Another opportunity lies in emerging markets. Along with the well-known BRIC countries (Brazil, Russia, India and China), there’s an increasing focus on the CIVETS countries (Colombia, Indonesia, Vietnam, Egypt, Turkey and South Africa). According to the latest trends and research, these are the countries representing the best growth opportunities. The timing may be particularly good due to changes to Canada’s General Preferential Tariff (GPT). Under the GPT, developing economies have been extended preferential duty rates. However, the federal government is now reviewing the list of countries on the GPT and considering removing some of them because their economies are now strong and well developed.

Among the BRIC countries, Brazil, China and India are on the GPT list, and may be removed. Of the CIVETS countries, Ottawa is considering removing Colombia, Indonesia, Turkey and South Africa. Countries that the federal government removes from the list may become more interested in the possibility of establishing free trade agreements with Canada. This would ensure that preferential tariff treatment works for both partners, improving market access for Canadian goods.

You can capitalize on faster-growing markets

Our trade is shifting to parts of the world other than the U.S., particularly toward developing economies. Emerging markets are therefore playing an increasingly important role in the trade strategies of many companies.

Data shows that Canada’s economic reliance on the U.S. in terms of share of exports and GDP has fallen over the last decade. According to TD Economics, Canadian exports to the U.S. peaked in 2000 at 84% of our total foreign sales, leaving 16% for all other countries. By 2015, the share going to the U.S. is forecast to fall to 72%. This means our sales to all other countries are forecast to reach 28% of total exports, almost double their share in 2000. And this trend will only continue to grow.

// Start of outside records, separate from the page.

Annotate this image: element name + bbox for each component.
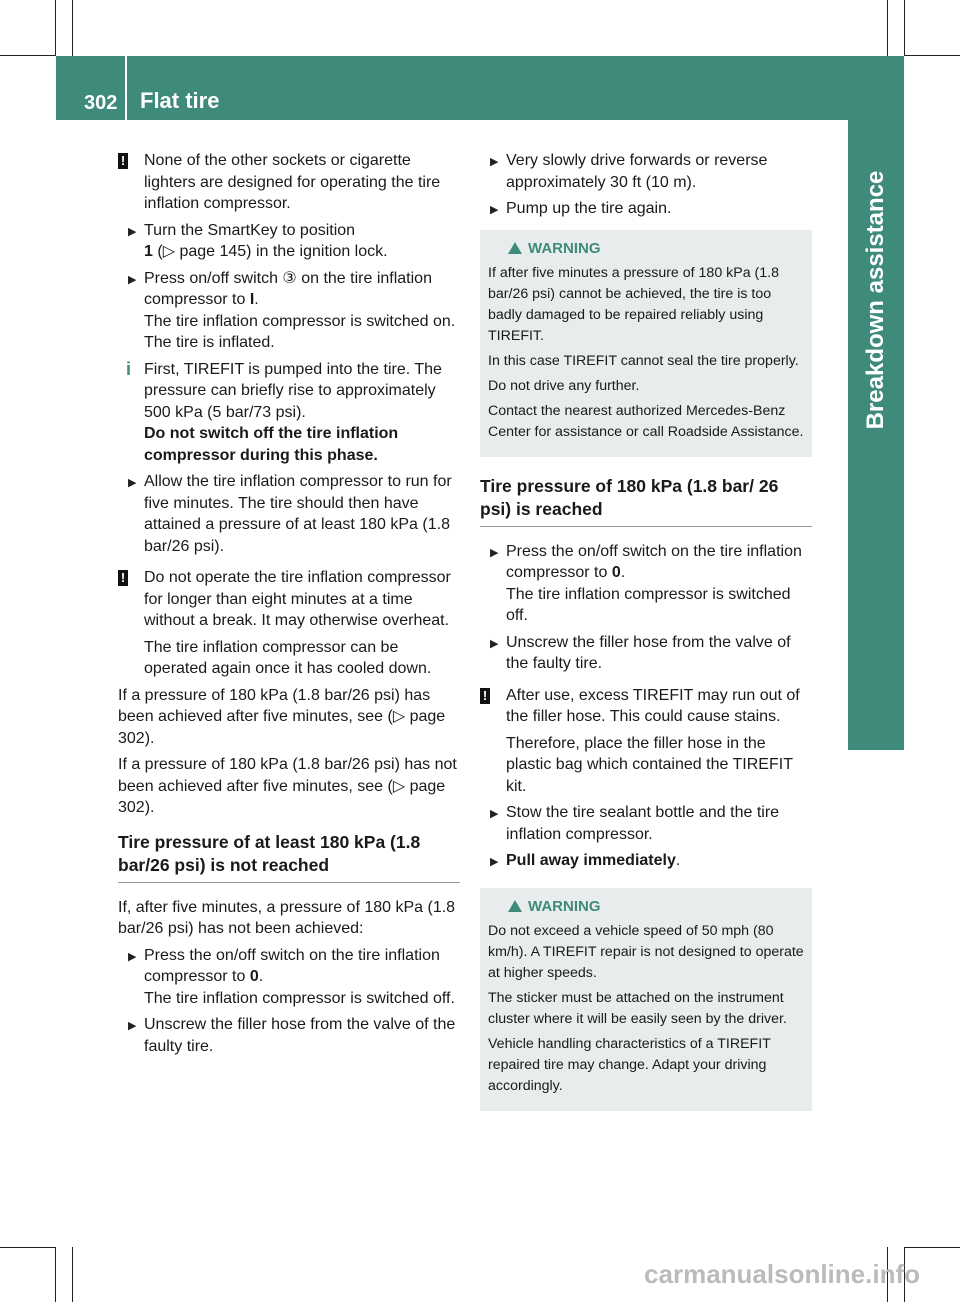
step-arrow-icon: ▶ (490, 856, 499, 868)
switch-position: 0 (249, 968, 259, 985)
warning-icon (508, 242, 522, 254)
switch-position: I (249, 291, 255, 308)
step-text: Press the on/off switch on the tire inflation compressor to (506, 542, 802, 581)
step (118, 945, 460, 1010)
step (480, 802, 812, 845)
page-number: 302 (84, 92, 118, 114)
warning-text: Contact the nearest authorized Mercedes-Benz Center for assistance or call Roadside Assistance. (488, 402, 804, 440)
crop-mark (0, 1247, 56, 1248)
note (480, 685, 812, 798)
note-text: The tire inflation compressor can be operated again once it has cooled down. (144, 638, 432, 677)
chapter-title: Flat tire (140, 88, 220, 113)
step-text: Press on/off switch ③ on the tire inflation compressor to (144, 269, 432, 308)
crop-mark (904, 55, 960, 56)
step-result: The tire inflation compressor is switched on. The tire is inflated. (144, 312, 456, 351)
page-ref[interactable]: (▷ page 145) in the ignition lock. (157, 243, 388, 260)
note-text: After use, excess TIREFIT may run out of the filler hose. This could cause stains. (506, 686, 800, 725)
paragraph: If a pressure of 180 kPa (1.8 bar/26 psi) has been achieved after five minutes, see (▷ page 302). (118, 686, 446, 747)
crop-mark (904, 0, 905, 56)
warning-text: Vehicle handling characteristics of a TIREFIT repaired tire may change. Adapt your driving accordingly. (488, 1035, 771, 1094)
step-punct: . (258, 968, 264, 985)
step-result: The tire inflation compressor is switched off. (144, 989, 455, 1007)
info-icon: i (126, 358, 132, 379)
crop-mark (72, 1247, 73, 1302)
warning-text: In this case TIREFIT cannot seal the tire properly. (488, 352, 799, 369)
step-text: Unscrew the filler hose from the valve of the faulty tire. (144, 1016, 456, 1055)
crop-mark (887, 0, 888, 56)
crop-mark (0, 55, 56, 56)
step-text-bold: Pull away immediately (506, 852, 676, 869)
switch-position: 0 (611, 564, 621, 581)
position-value: 1 (144, 243, 153, 260)
step-punct: . (254, 291, 259, 308)
note (118, 567, 460, 680)
info-bold: Do not switch off the tire inflation compressor during this phase. (144, 425, 399, 464)
warning-title (508, 896, 804, 917)
paragraph: If a pressure of 180 kPa (1.8 bar/26 psi) has not been achieved after five minutes, see (▷ page 302). (118, 756, 457, 816)
info (118, 359, 460, 467)
step-arrow-icon: ▶ (490, 204, 499, 216)
note-icon: ! (118, 150, 128, 172)
step (118, 220, 460, 263)
warning-title-text: WARNING (528, 897, 601, 915)
crop-mark (55, 0, 56, 56)
step (480, 541, 812, 627)
step-text: Pump up the tire again. (506, 200, 672, 217)
step-text: Very slowly drive forwards or reverse approximately 30 ft (10 m). (506, 152, 768, 191)
step-punct: . (675, 852, 681, 869)
step-text: Press the on/off switch on the tire inflation compressor to (144, 946, 440, 985)
step (118, 268, 460, 354)
side-tab-label: Breakdown assistance (862, 170, 889, 430)
warning-text: The sticker must be attached on the instrument cluster where it will be easily seen by the driver. (488, 989, 787, 1027)
warning-icon (508, 900, 522, 912)
step (480, 150, 812, 193)
watermark: carmanualsonline.info (644, 1259, 920, 1289)
note (118, 150, 460, 215)
note-icon: ! (480, 685, 490, 707)
header-separator (125, 56, 127, 120)
step (480, 632, 812, 675)
info-text: First, TIREFIT is pumped into the tire. The pressure can briefly rise to approximately 500 kPa (5 bar/73 psi). (144, 360, 442, 421)
crop-mark (904, 1247, 960, 1248)
step (118, 471, 460, 557)
step-arrow-icon: ▶ (490, 808, 499, 820)
step-arrow-icon: ▶ (490, 156, 499, 168)
note-text: Therefore, place the filler hose in the plastic bag which contained the TIREFIT kit. (506, 734, 793, 795)
crop-mark (55, 1247, 56, 1302)
step (480, 198, 812, 220)
crop-mark (72, 0, 73, 56)
note-text: None of the other sockets or cigarette lighters are designed for operating the tire inflation compressor. (144, 152, 441, 212)
step-arrow-icon: ▶ (128, 477, 137, 489)
step-text: Stow the tire sealant bottle and the tire inflation compressor. (506, 804, 780, 843)
step-arrow-icon: ▶ (128, 1020, 137, 1032)
note-text: Do not operate the tire inflation compressor for longer than eight minutes at a time without a break. It may otherwise overheat. (144, 569, 451, 629)
left-column (118, 150, 460, 1062)
warning-box (480, 888, 812, 1111)
step-arrow-icon: ▶ (490, 637, 499, 650)
step-arrow-icon: ▶ (490, 546, 499, 559)
section-heading: Tire pressure of 180 kPa (1.8 bar/ 26 psi) is reached (480, 475, 812, 527)
step-text: Allow the tire inflation compressor to run for five minutes. The tire should then have attained a pressure of at least 180 kPa (1.8 bar/26 psi). (144, 473, 452, 555)
step (118, 1014, 460, 1057)
section-heading: Tire pressure of at least 180 kPa (1.8 bar/26 psi) is not reached (118, 831, 460, 883)
step-text: Turn the SmartKey to position (144, 221, 356, 239)
warning-title-text: WARNING (528, 239, 601, 257)
step (480, 850, 812, 872)
step-arrow-icon: ▶ (128, 225, 137, 238)
step-text: Unscrew the filler hose from the valve of the faulty tire. (506, 633, 791, 672)
step-arrow-icon: ▶ (128, 950, 137, 963)
warning-box (480, 230, 812, 457)
step-arrow-icon: ▶ (128, 273, 137, 286)
step-result: The tire inflation compressor is switched off. (506, 585, 791, 624)
note-icon: ! (118, 567, 128, 589)
warning-text: Do not drive any further. (488, 377, 640, 394)
warning-text: Do not exceed a vehicle speed of 50 mph (80 km/h). A TIREFIT repair is not designed to operate at higher speeds. (488, 922, 804, 981)
warning-title (508, 238, 804, 259)
paragraph: If, after five minutes, a pressure of 180 kPa (1.8 bar/26 psi) has not been achieved: (118, 898, 456, 937)
right-column (480, 150, 812, 1129)
warning-text: If after five minutes a pressure of 180 kPa (1.8 bar/26 psi) cannot be achieved, the tire is too badly damaged to be repaired reliably using TIREFIT. (488, 264, 779, 344)
step-punct: . (620, 564, 626, 581)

You can leverage our economic stability and government support

Canada is seen as a good country to do business with; it is known to be both economically and politically stable. In fact, Forbes magazine rated Canada as the best country to do business with in the G-20. This gives Canadians a strategic leg up when it comes to trade financing and sends a positive message to consumers in foreign markets.

There are different export strategies to use when entering new markets. Indirect exporting can involve an agreement with an agent or distributor to market and sell a product, or a strategic partnership with another company. Canada’s solid economic fundamentals make it easier for companies looking to export to find partners in foreign markets, and Canadian businesses can benefit from this reputation when it comes to entering markets overseas.

Because increased diversification of exports is a priority of the Canadian government, there are many good export development programs in place. Along with securing multiple trade agreements, Ottawa has created programs to support individual companies. You can find a wealth of information, including opportunities in specific countries, on the Export Development Canada website. And manufacturers should also check out CME SMART Prosperity Now, a federally funded program run by Canadian Manufacturers & Exporters.

Joy Nott is president of I.E.Canada, the Canadian Association of Importers and Exporters, and has more than 20 years of experience in customs compliance. Prior to joining I.E.Canada, she was a vice-president and managing consultant for JPMorgan Global Trade Management Services.